Beginning with the Portuguese, Tamil was one of the first languages learned by Europeans in India, and was the first Indian language to have a moveable type-face cast, and books printed in it. Dictionaries of the language date from early Portuguese attempts, followed by German and English missionaries and by mother-tongue-speaking scholars up until the present. Unfortunately no English-Tamil dictionaries provide adequate information to non-mother-tongue speakers about verb class and transitivity specification, and none except those designed for tea and rubber planters give any spoken pronunciations, even though the spoken language is quite different from the Literary language. This project attempts to rectify this situation by seeking Tamil equivalents to English verbs from various sources: modern newspaper and creative-writing (novels and short-stories), film and media use (for Spoken), as well as information culled from previous dictionaries; to this we add verb class and transitivity specification, add entries for modern usage, and a spoken transliteration (and example sentences) where appropriate.
This dictionary, though not the first to rely on computer-production and control of Tamil data, will be the first new English-Tamil dictionary to appear in some time, and the first scholarly dictionary to include spoken material. Work on entering data for the letters A to Y (there are no entries under Z) is complete; it is now possible to extract entries and format them for printing with LaTeX, using fonts generated by Thomas Ridgeway using METAFONT. Before we produce a print version, however, we wish to put on-line what we have so far, in order to get the reactions of others.
Tamil consultants who have worked on this project so far include S. Palanisamy, a well-known Tamil poet who is a former Professor of English (for entries A to M); Dr. Vasu Renganathan, who worked on entries M to P, and is also responsible for controlling computerization; and Dr. Prathima Christdas, who has worked on entries R to W.

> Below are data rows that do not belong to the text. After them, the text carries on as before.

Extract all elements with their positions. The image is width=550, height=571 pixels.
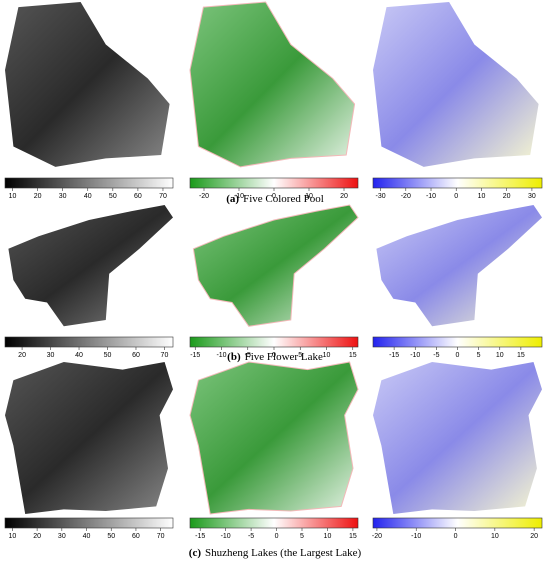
tick-label: 70 [161,352,169,359]
caption: (a) Five Colored Pool [226,193,324,205]
lake-image [373,362,542,514]
tick-label: 10 [478,193,486,200]
tick-label: -20 [199,193,209,200]
tick-label: 30 [47,352,55,359]
lake-image [5,2,170,167]
caption-label: (c) [189,547,202,559]
caption: (c) Shuzheng Lakes (the Largest Lake) [189,547,362,559]
caption: (b) Five Flower Lake [227,351,323,363]
tick-label: -10 [221,533,231,540]
colorbar [372,177,543,189]
tick-label: 0 [272,193,276,200]
tick-label: 20 [340,193,348,200]
tick-label: 70 [157,533,165,540]
tick-label: -15 [195,533,205,540]
lake-image [376,205,542,327]
tick-label: 20 [33,533,41,540]
colorbar [4,336,174,348]
tick-label: 0 [275,533,279,540]
tick-label: 10 [324,533,332,540]
lake-image [8,205,174,327]
tick-label: 40 [84,193,92,200]
tick-label: -15 [389,352,399,359]
tick-label: -20 [401,193,411,200]
tick-label: 0 [454,193,458,200]
tick-label: 20 [503,193,511,200]
tick-label: -5 [248,533,254,540]
tick-label: 15 [349,533,357,540]
tick-label: 20 [34,193,42,200]
tick-label: -30 [376,193,386,200]
colorbar [4,177,174,189]
tick-label: 15 [349,352,357,359]
colorbar [372,336,543,348]
tick-label: 5 [298,352,302,359]
caption-text: Five Flower Lake [245,351,323,363]
caption-text: Five Colored Pool [243,193,324,205]
colorbar [189,517,359,529]
tick-label: 10 [496,352,504,359]
tick-label: -10 [426,193,436,200]
tick-label: 60 [132,352,140,359]
tick-label: 0 [456,352,460,359]
tick-label: -5 [245,352,251,359]
tick-label: 10 [305,193,313,200]
lake-image [189,361,359,515]
tick-label: -10 [410,352,420,359]
tick-label: 50 [107,533,115,540]
tick-label: 5 [477,352,481,359]
lake-image [5,362,173,514]
tick-label: 30 [528,193,536,200]
colorbar [189,177,359,189]
tick-label: 40 [83,533,91,540]
tick-label: 30 [59,193,67,200]
tick-label: 10 [9,193,17,200]
tick-label: -5 [433,352,439,359]
tick-label: 15 [517,352,525,359]
tick-label: -10 [234,193,244,200]
tick-label: 0 [454,533,458,540]
tick-label: 0 [272,352,276,359]
tick-label: 50 [109,193,117,200]
tick-label: 70 [159,193,167,200]
tick-label: -20 [372,533,382,540]
caption-label: (b) [227,351,241,363]
colorbar [372,517,543,529]
tick-label: 60 [132,533,140,540]
tick-label: -10 [411,533,421,540]
tick-label: 10 [9,533,17,540]
tick-label: 5 [300,533,304,540]
lake-image [189,1,356,168]
tick-label: 10 [491,533,499,540]
tick-label: 20 [18,352,26,359]
colorbar [189,336,359,348]
tick-label: 40 [75,352,83,359]
tick-label: 50 [104,352,112,359]
tick-label: -10 [216,352,226,359]
caption-text: Shuzheng Lakes (the Largest Lake) [205,547,362,559]
tick-label: 10 [323,352,331,359]
tick-label: 20 [530,533,538,540]
colorbar [4,517,174,529]
tick-label: 30 [58,533,66,540]
lake-image [373,2,539,167]
tick-label: 60 [134,193,142,200]
caption-label: (a) [226,193,239,205]
tick-label: -15 [190,352,200,359]
lake-image [192,204,359,327]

The National Endowment for the Humanities funded this project in the amount of $70,000 outright during the 1980's, and the Smithsonian Institution also granted rupee funds equivalent to $15,000 for part of the work done in India. A private grant from Mr. and Mrs. Pethi Velu was also used to carry out some work on data entry. The latest version of this project was funded by the Consortium for Language Teaching and Learning.